To Demo Fertilization:
- Have the students place a drop of egg suspension on a glass depression slide under their microscope (a less that 1% egg concentration will allow students to see individual eggs).
- Let them see and focus on the eggs.
- Next, while the student focuses on the eggs, add a small drop of stock sperm suspension to the drop of eggs and add a cover slip. Quickly, let the students focus on the eggs and watch the fertilization membranes rise.
Acrosome reaction 86K
Early fertilization 118K
An important event at fertilization is the fusion (67K) of the cortical granules with the plasma membrane. This is what raises the fertilization membrane from the surface of the egg, helping to prevent further sperm entry.
Normal Development 94K
A Time Lapse Video from Sea Studios of early events, 241K
This lesson is often combined with the DEVELOPMENT lesson. If you do this you may want to start cultures of embryos at different times BEFORE class starts to let the students see the different developmental stages.
If you do a sperm dilution series there will be some math, but largely this is an observation lab.
- Water currents in the ocean are much stronger than any sperm. How do sperm and egg find each other? [Remind students that water currents can bring together as well as separate and not all eggs will be fertilized, that is why so many are produced.]
- In humans there are no water currents and the volume of the female reproductive tract is relatively limited.
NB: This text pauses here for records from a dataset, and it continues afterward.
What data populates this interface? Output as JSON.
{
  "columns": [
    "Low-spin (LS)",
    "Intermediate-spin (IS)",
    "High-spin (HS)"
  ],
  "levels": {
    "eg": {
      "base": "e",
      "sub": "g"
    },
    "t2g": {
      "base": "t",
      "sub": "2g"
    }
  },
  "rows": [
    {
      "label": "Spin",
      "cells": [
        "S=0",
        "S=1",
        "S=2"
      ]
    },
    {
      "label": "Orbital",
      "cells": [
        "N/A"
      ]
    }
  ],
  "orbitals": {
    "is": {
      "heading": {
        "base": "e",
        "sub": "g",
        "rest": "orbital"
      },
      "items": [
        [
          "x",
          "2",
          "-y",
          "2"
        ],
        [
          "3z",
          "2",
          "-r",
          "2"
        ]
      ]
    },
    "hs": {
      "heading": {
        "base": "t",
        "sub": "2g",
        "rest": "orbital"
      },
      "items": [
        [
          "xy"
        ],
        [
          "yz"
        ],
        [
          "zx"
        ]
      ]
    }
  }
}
Then, why does the male have so many sperm?
- Why do sea urchins have external fertilization? [Discuss the life style of the developing sea urchin embryo in the water column compared to a very different ecological niche of the adults on the ocean floor. Besides, would you want to give live birth to a sea urchin! ouch!]
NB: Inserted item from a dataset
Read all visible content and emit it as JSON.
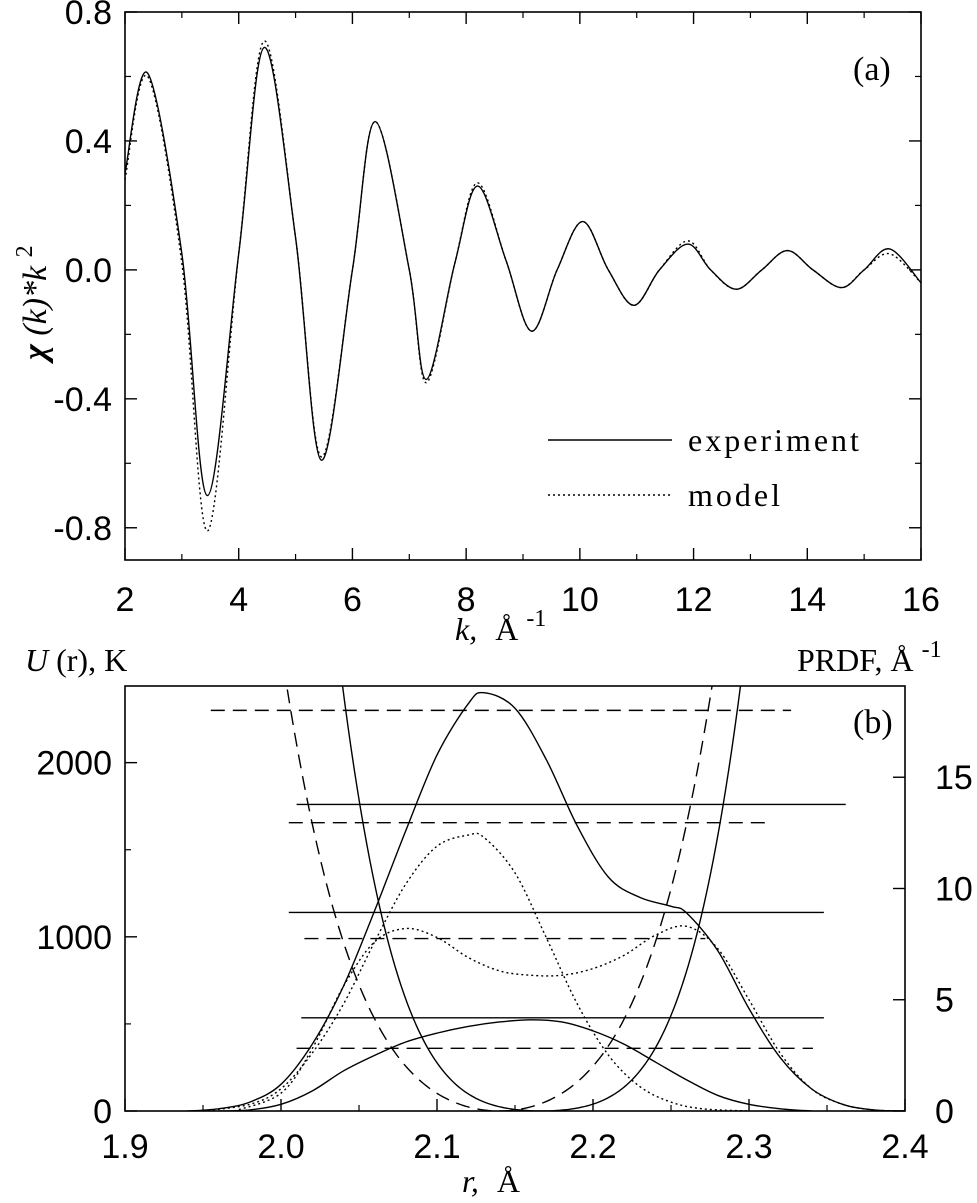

- Then why don't the parents take care of the young? [In fact the adults do in a way. After the embryo has grown large enough and metamorphosed into a young urchin they hide in the spines of the adults, living off of the scraps of food produced from the messy eating of the adults]
- Because the urchin life involves two or more ecological niches, they are more susceptible to predation and exposure to environmental toxins. What environmental conditions, predators and toxins might they be exposed to at each stage?
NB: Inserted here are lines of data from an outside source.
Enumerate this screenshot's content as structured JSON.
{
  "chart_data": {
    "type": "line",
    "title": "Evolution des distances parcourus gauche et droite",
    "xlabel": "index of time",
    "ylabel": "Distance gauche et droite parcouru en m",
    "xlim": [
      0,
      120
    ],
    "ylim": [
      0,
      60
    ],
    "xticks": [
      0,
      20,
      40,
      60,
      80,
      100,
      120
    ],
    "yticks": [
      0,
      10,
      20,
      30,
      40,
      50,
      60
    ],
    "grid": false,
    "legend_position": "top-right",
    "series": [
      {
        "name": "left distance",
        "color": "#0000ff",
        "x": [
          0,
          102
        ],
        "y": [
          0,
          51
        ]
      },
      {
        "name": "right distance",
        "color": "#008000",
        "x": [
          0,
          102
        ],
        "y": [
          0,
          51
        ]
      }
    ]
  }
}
- Active participation - walk around to each lab group and see that everyone is seeing the eggs and fertilization. Often they do not have the microscopes adjusted properly and are looking at air bubbles, or too light an image without enough contrast, etc. Some microscopes can be adjusted to give a partial dark field image. This is great for viewing eggs and sperm. see Introduction to the Microscope.
- Lab Reports - check for detail on drawings. reflections on size, number of sperm seen, timing of events, etc. Look for evidence of normal as well as abnormal development, such as polyspermic eggs with the membrane coming up in several locations at once.
- Evidence of Independent Thinking, such as - Did they try an experiment with varying sperm concentrations? Did they question if eggs would be affected by exposure to heat from the microscope light?
- Answers to IMPLICATION questions. Can be part of their lab reports or done as an oral activity with the entire class.